WARC ha pubblicato ‘The Voice of the Marketer’, l’indagine annuale che raccoglie la visione di oltre mille marketer nel mondo. Il quadro che emerge per il 2026 è chiaro: pur prevedendo un miglioramento generale del business, i professionisti del marketing non si aspettano un corrispondente aumento dei budget.
Secondo il report, il 59% dei brand marketer ritiene che il prossimo anno sarà migliore del 2025, ma solo il 19% prevede investimenti in crescita. Il divario di quaranta punti percentuali tra fiducia nel mercato e possibilità di spesa continua a mettere il settore sotto pressione, alimentando la necessità di ottimizzare ogni investimento.

Questo squilibrio induce molti professionisti a privilegiare il performance marketing, indicato come priorità dal 42% di chi prevede tagli, mentre solo il 29% dichiara di voler continuare a puntare sulla costruzione di marca. Una scelta che, osserva WARC, rischia di alimentare il cosiddetto ‘short-termism’, già riconosciuto come un problema strutturale dal 55% dei marketer, trenta punti percentuali in più rispetto al 2022. Il rischio è quello di entrare nel ‘doom loop’, una spirale di metriche poco attendibili, sprechi di budget e rendimenti sempre più bassi.
Preoccupazioni per AI e incertezze economiche
Sul piano macroeconomico, il clima non aiuta.

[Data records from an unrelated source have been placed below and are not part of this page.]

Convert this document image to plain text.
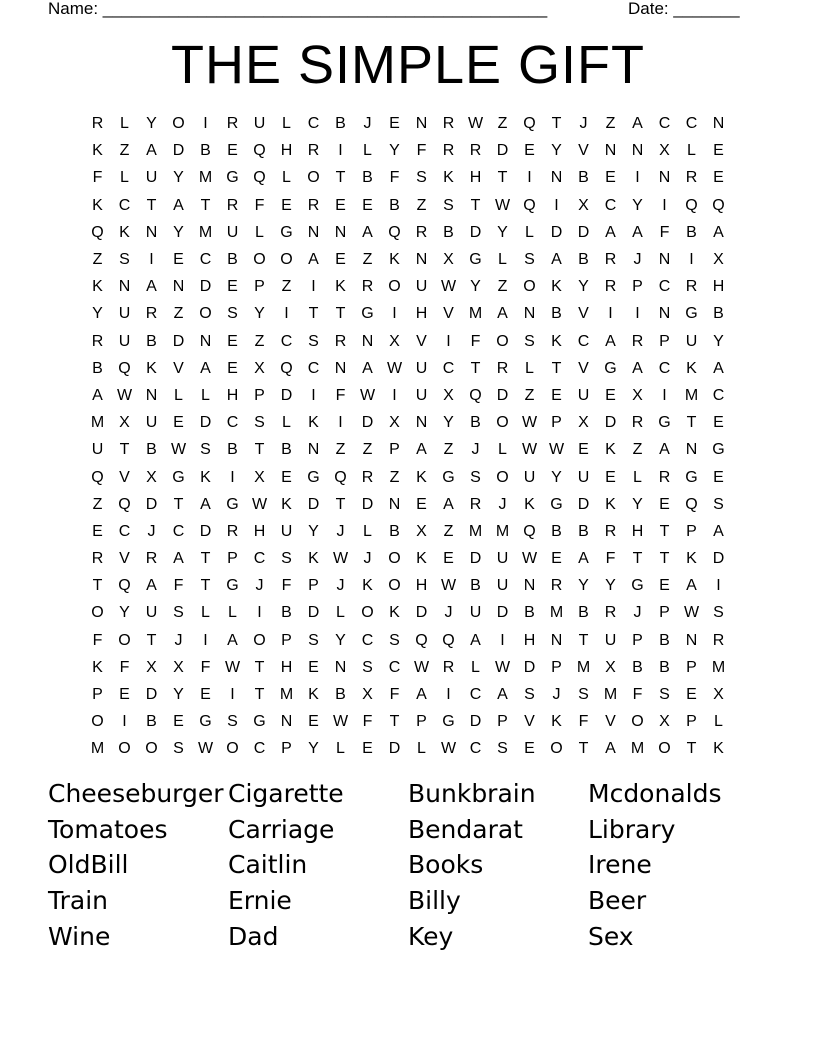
Name: _______________________________________________	Date: _______
THE SIMPLE GIFT
R	L	Y O	I	R U	L	C B	J	E N R W Z Q T	J	Z	A C C N
K	Z	A D B	E Q H R	I	L	Y	F	R R D E	Y	V N N X	L	E
F	L	U Y M G Q	L	O T	B	F	S	K H	T	I	N B	E	I	N R E
K C	T	A	T	R	F	E R E	E	B	Z	S	T W Q	I	X C Y	I	Q Q
Q K N Y M U	L	G N N A Q R B D Y	L	D D A	A	F	B	A
Z	S	I	E C B O O A	E	Z	K N X G	L	S	A	B R	J	N	I	X
K N A N D E	P	Z	I	K R O U W Y	Z O K	Y R P C R H
Y U R	Z O S	Y	I	T	T G	I	H V M A N B	V	I	I	N G B
R U B D N E	Z	C S R N X	V	I	F O S	K C A R P U Y
B Q K	V	A	E	X Q C N A W U C	T	R	L	T	V G A C K	A
A W N	L	L	H P D	I	F W	I	U X Q D	Z	E U E	X	I	M C
M X U E D C S	L	K	I	D X N Y	B O W P	X D R G T	E
U	T	B W S	B	T	B N	Z	Z	P	A	Z	J	L W W E	K	Z	A N G
Q V	X G K	I	X	E G Q R	Z	K G S O U Y U E	L	R G E
Z Q D	T	A G W K D	T	D N E	A R	J	K G D K	Y	E Q S
E C	J	C D R H U Y	J	L	B	X	Z M M Q B	B R H	T	P	A
R V R A	T	P C S	K W J	O K	E D U W E	A	F	T	T	K D
T Q A	F	T G	J	F	P	J	K O H W B U N R Y	Y G E	A	I
O Y U S	L	L	I	B D	L	O K D	J	U D B M B R	J	P W S
F O T	J	I	A O P	S	Y C S Q Q A	I	H N	T	U P	B N R
K	F	X	X	F W T	H E N S C W R	L W D P M X	B	B	P M
P	E D Y	E	I	T M K	B	X	F	A	I	C A	S	J	S M F	S	E	X
O	I	B	E G S G N E W F	T	P G D P	V	K	F	V O X	P	L
M O O S W O C P	Y	L	E D	L W C S	E O T	A M O T	K
Cheeseburger Cigarette	Bunkbrain	Mcdonalds
Tomatoes	Carriage	Bendarat	Library
OldBill	Caitlin	Books	Irene
Train	Ernie	Billy	Beer
Wine	Dad	Key	Sex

Il 61% degli intervistati esprime preoccupazione per l’impatto che le politiche commerciali statunitensi potrebbero avere sulle strategie del 2026. Le tensioni legate ai dazi e ai rapporti di scambio contribuiscono a rallentare gli investimenti, a generare incertezza nei piani di crescita, a comprimere i margini e, in alcuni casi, a frenare la domanda. I marketer nordamericani risultano i più esposti a queste dinamiche. Per gestire la volatilità, una parte dei professionisti sta adottando strumenti di scenario planning, mentre altri stanno rivedendo l’organizzazione interna per rendere i team più agili e capaci di reagire rapidamente alle variazioni del contesto.

Anche l’intelligenza artificiale rappresenta un punto di tensione crescente. Il 59% dei marketer teme l’impatto che l’AI potrebbe avere sul settore nel prossimo triennio, un dato più che raddoppiato rispetto al 2023, quando le preoccupazioni riguardavano solo il 28% degli intervistati. L’AI è ormai ampiamente integrata nelle attività quotidiane, soprattutto nell’analisi di grandi quantità di informazioni, nella lettura dei competitor e nella generazione di insight sui consumatori.
Tuttavia, cresce l’incertezza su come queste tecnologie influenzeranno i processi creativi, i flussi di lavoro e la composizione stessa dei team. Più di un terzo dei professionisti teme che alcune funzioni possano essere sostituite dall’AI. La preoccupazione è particolarmente forte tra i marketer delle agenzie, dove il 40% si sente minacciato, mentre i brand mostrano un atteggiamento più orientato a sfruttare le potenzialità dell’automazione per scalare più rapidamente ed efficientemente.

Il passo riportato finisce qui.